Penso que mais do que os direitos dos animais, o que é já de si um motivo perfeitamente legítimo, o que está aqui em causa é mexer um pouco com este Governo e pedir-lhe para que desça do pedestal e faça aquilo que lhe compete, que é, sei lá, governar? Se toda esta inércia se deve ao facto dos animais não votarem, isso nem chega a ser desculpa, pois as pessoas votam e isso não adiantado grande coisa. Ponham os olhos no deputado Pereira Coutinho, que esteve lá hoje, e por muito que se esforçe só consegue convencer alguns cucos e outras aves raras. Se o Executivo não gosta de ver fente nas ruas porque com isso passa uma má imagem para os "patrões" mandarins, então não anda a fazer o trabalho de casa. Que não se mexa quanto às uniões civis dos casais homossexuais ainda se compreende (nem convém, se a ideia é dar "graxa" a Pequim), que não se decida quanto à questão da violência doméstica é reprovável, e que não mova uma palha para resolver a inflação e o problema do imobiliário é exasperante, mas isto?

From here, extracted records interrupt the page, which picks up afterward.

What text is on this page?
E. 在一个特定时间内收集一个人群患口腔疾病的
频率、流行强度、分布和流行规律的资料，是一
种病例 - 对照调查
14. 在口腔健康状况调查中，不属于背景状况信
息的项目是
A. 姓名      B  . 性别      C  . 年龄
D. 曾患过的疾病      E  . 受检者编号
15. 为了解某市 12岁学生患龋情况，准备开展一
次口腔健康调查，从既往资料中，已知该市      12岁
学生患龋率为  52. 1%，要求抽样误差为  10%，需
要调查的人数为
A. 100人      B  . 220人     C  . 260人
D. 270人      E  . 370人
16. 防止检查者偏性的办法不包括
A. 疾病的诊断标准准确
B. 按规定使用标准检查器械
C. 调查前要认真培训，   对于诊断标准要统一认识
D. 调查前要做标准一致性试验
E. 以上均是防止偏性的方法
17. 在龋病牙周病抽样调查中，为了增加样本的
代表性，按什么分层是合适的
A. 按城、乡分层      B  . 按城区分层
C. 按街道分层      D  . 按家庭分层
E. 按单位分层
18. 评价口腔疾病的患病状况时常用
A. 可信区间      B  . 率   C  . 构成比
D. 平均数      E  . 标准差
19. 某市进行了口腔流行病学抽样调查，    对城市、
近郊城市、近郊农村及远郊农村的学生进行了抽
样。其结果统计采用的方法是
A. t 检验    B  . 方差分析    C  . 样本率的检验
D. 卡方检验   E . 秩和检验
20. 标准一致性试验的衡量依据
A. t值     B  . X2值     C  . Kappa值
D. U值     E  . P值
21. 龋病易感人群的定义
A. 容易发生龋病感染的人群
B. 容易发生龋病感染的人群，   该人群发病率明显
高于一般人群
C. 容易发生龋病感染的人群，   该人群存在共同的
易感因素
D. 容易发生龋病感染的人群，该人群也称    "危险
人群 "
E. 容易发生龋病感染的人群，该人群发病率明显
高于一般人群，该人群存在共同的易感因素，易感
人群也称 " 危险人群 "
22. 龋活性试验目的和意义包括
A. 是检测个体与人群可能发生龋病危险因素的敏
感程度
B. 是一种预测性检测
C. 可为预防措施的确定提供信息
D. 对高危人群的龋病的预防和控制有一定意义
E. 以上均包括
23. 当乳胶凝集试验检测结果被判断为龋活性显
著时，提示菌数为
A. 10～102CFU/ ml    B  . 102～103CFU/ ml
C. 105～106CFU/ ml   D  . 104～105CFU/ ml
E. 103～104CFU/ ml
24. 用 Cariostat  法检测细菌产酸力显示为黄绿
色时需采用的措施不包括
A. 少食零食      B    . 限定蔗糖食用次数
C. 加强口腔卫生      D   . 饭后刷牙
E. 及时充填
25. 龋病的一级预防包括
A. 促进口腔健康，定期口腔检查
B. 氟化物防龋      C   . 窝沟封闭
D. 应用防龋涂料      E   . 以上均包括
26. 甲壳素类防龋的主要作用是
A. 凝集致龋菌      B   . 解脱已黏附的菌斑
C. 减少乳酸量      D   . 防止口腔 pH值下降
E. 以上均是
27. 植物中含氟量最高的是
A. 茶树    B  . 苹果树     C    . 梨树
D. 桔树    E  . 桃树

Hoje são os cães e os gatos, amanhã as galinhas e os patos, depois as pulgas e os carrapatos - tudo vai servir para malhar no Governo. Olha quando se lembrarem de uma manifestação contra a CTM (e já fazia falta), contem comigo; eu vou estar lá na frente com uma forquilha e uma tocha em chamas.
1 comentário:
Realmente, a gente vê tanta maldade e tanta exploração dos animais pelo mundo que dá pena mesmo...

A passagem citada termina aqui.